第993話 ■恨みの建造物再び

 統一地方選挙の後半戦もついに終わった。もっとも身近な選挙として、一部では血縁、地縁を巻き込んだ旧態依然の選挙戦が繰り広げられたところもあったことだろう。無投票というのだけは何とかして欲しいなあ。無党派層に迎合して、政党の支持を取り付けずに選挙を戦う候補者が多かったのも今統一地方選挙での特徴の一つと言えよう。それは有権者の政治離れの一過程であり、それに迎合していると全体での平均投票率が50%を切る日がくるのが早まりそうな気がしてならない。

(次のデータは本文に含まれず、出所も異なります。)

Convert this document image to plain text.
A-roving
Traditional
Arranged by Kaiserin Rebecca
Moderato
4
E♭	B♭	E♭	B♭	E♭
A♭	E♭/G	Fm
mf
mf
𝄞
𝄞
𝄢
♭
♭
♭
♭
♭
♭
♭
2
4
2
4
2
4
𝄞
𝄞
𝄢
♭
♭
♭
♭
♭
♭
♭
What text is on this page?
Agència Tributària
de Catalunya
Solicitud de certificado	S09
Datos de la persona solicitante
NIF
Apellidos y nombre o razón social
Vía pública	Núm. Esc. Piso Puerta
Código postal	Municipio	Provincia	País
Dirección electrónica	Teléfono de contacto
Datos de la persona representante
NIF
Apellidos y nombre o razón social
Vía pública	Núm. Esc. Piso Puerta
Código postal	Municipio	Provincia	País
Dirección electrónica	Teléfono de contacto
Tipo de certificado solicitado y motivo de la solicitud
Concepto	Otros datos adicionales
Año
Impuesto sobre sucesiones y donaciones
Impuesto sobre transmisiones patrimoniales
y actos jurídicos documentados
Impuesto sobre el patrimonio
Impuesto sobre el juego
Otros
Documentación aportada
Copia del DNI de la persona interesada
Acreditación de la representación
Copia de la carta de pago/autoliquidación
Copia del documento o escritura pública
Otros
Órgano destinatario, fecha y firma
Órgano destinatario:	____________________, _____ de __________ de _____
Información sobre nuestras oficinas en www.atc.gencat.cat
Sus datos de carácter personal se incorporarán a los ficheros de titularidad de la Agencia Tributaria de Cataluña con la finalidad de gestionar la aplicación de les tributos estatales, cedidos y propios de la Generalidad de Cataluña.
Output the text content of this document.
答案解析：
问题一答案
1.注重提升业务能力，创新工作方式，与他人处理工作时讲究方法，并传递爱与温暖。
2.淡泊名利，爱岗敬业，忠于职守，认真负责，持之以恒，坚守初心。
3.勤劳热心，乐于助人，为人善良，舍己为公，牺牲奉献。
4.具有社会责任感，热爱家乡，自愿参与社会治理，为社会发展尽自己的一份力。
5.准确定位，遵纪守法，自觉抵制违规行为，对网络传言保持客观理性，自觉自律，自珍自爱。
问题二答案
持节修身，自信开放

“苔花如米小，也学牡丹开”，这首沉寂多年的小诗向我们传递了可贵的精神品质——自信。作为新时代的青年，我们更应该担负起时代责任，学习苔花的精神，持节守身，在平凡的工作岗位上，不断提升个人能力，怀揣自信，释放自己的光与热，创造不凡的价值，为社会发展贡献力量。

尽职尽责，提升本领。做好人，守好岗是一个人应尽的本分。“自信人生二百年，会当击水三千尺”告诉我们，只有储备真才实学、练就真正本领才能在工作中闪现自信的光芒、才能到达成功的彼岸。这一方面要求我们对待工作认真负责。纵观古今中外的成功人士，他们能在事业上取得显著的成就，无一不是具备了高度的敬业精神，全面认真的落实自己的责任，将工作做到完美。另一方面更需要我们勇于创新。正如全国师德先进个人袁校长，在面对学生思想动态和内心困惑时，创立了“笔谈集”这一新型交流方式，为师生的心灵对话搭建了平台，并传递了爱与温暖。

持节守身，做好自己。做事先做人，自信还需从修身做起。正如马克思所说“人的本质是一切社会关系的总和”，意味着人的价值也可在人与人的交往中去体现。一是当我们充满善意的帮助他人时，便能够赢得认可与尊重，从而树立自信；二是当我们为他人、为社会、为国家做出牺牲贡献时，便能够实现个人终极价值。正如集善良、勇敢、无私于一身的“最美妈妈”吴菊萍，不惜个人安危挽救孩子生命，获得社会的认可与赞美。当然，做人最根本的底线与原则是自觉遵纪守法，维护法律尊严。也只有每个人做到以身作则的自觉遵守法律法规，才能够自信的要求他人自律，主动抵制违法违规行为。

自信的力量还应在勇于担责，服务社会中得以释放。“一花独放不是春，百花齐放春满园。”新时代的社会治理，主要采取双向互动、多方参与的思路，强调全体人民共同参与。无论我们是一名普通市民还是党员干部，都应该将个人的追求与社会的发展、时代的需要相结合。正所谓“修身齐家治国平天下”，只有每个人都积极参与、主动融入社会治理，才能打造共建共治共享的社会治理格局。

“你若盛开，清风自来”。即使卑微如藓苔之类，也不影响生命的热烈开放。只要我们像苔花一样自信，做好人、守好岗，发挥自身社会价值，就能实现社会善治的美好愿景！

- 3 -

 さて、後半戦の中での注目はやはり滋賀県豊郷町の町長選挙だったろう。リコールにより失職していた前町長がからくも再選を果たした。次点者との票差はわずか55票差。先のリコール投票で勝利していたため、小学校保存を訴える町民側からの対立候補者の方が有利かと思われたが、この陣営が分裂し候補者が2名立候補する形で前町長を勝たせる結果となってしまった。

 選挙戦は反前町長を掲げる前町議と元町長に、前町長が加わり3名の戦いであった。反前町長派の一本化さえできていれば、反前町長派が勝てていた選挙だった。前町長にしてみればまさに漁夫の利である。この元町長というのが曲者である。よほど前回の選挙での敗退が悔しかったか。反前町長の世論を感じて校舎改築問題を舞台にかつての政敵として町民の支持を取り付けようとしたのであろう。

 しかし、そこには大きな誤算があった。元町長の獲得した票数は当選者のわずか8分の1程度でしかない。当選するには足りないが、それでも当選を邪魔するには十分な票数だった。結局のところ、かの有名校舎は政争のための道具に使われたに過ぎない。校舎改築の是非ではなく、反前町長として結束し、前町長を葬り去るためのシンボルとして利用しただけではなかったのか。そして最後は分裂、こんな選挙結果。

 一連の動きを振り返ってみる。得をしたのは誰か?。強いていえば再選を果たした町長だろうが、この間失職したりとその苦労を考えると得をしたは言い難い。では損をしたのは誰か?。一番は反前町長派に担ぎ出されて選挙に負けた前町議だろう。立候補に際して、町議の座を捨てている。校長や教育長のみならず、更なる不幸を招いた、まさに恨みの建造物。